Peccato, questo 22 aprile è una data importante. Sì peccato, perché stretto tra l’emergenza-pandemia che ha cambiato le nostre vite e guadagnato un posto d’onore nei futuri libri di storia e il 75° anniversario della liberazione dell’Italia dal nazifascismo, evento fondatore dell’Italia democratica e repubblicana, rischia di passare in sordina un altro anniversario decisamente storico. Esattamente 50 anni fa, il 22 aprile 1970, nasceva il movimento ambientalista. Nasceva negli Stati Uniti, con una giornata memorabile che vide quasi 20 milioni di americani, soprattutto giovani, scendere in piazza nel nome di un valore per allora davvero inedito: la difesa dell’ambiente come “bene comune” minacciato dall’inquinamento e dalla dissipazione delle risorse naturali.

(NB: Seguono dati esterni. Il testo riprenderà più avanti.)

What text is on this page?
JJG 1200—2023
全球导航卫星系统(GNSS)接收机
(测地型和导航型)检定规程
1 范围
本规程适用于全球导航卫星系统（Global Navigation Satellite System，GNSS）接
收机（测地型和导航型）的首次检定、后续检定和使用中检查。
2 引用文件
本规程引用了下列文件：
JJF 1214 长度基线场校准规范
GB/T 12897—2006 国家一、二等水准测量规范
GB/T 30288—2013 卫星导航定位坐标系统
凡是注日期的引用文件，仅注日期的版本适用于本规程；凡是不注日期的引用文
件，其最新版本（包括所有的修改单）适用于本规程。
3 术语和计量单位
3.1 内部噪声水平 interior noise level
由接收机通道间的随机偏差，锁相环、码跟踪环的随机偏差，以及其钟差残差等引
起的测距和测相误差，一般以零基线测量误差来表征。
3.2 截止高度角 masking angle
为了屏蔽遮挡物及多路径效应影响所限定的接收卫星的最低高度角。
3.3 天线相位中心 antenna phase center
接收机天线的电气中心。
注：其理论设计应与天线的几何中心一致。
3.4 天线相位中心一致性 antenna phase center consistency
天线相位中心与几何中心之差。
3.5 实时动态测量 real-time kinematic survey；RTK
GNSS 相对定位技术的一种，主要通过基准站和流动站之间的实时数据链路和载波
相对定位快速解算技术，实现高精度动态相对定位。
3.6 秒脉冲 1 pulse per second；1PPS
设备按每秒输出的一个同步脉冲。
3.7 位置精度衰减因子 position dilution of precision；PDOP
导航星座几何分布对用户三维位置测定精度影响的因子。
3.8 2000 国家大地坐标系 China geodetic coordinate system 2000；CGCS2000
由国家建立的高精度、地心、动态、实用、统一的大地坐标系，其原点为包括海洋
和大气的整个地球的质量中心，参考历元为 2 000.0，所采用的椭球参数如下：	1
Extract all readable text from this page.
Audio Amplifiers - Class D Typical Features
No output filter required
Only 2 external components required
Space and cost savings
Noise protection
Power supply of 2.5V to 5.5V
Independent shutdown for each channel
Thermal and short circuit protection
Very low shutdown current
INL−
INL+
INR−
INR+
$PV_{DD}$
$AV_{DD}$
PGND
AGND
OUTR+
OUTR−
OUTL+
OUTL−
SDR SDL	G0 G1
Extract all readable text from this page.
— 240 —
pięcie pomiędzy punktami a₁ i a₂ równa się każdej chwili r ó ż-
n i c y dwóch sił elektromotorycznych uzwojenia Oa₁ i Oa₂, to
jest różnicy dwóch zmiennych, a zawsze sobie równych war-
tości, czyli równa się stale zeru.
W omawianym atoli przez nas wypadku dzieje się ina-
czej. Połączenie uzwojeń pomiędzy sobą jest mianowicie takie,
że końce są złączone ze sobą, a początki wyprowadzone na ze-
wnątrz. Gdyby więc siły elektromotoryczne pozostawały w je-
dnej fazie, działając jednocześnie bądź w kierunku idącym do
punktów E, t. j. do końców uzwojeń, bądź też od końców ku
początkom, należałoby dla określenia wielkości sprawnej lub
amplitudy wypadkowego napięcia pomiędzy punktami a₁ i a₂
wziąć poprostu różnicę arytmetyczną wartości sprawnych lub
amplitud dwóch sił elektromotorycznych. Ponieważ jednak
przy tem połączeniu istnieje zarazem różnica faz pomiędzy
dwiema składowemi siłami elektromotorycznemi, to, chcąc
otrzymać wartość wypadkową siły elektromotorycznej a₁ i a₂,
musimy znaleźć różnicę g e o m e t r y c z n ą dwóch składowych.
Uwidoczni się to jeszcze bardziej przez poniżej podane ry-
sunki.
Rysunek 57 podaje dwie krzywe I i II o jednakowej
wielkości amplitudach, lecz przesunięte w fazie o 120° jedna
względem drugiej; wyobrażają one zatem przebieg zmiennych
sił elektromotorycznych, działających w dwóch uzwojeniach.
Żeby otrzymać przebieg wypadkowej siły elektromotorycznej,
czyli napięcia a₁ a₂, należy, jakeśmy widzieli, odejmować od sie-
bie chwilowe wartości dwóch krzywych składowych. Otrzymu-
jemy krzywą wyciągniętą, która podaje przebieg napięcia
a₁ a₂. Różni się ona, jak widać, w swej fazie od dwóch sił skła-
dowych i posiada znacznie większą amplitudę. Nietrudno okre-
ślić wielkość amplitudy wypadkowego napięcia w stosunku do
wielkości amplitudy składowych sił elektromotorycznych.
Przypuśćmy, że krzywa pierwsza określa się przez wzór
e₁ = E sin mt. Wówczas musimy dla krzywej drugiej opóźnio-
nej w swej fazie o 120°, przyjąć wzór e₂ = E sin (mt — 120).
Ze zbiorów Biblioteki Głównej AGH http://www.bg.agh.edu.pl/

Quel primo “Earth Day” fu una mobilitazione spontanea, preparata da un network fitto ma decisamente informale di gruppi universitari e associazioni civiche, e fu un evento squisitamente americano (l’ambientalismo sbarcherà in Europa qualche anno più tardi), con solide radici nei movimenti controculturali che avevano animato gli stati Uniti negli anni ’60 e nelle proteste contro la guerra in Vietnam. Nella storia dei movimenti sociali segnò una cesura netta: per la prima volta la questione ambientale usciva dai convegni scientifici, dagli studi accademici, dai libri giornalistici di denuncia, e si faceva progetto di cambiamento della società, dunque ambizione squisitamente politica.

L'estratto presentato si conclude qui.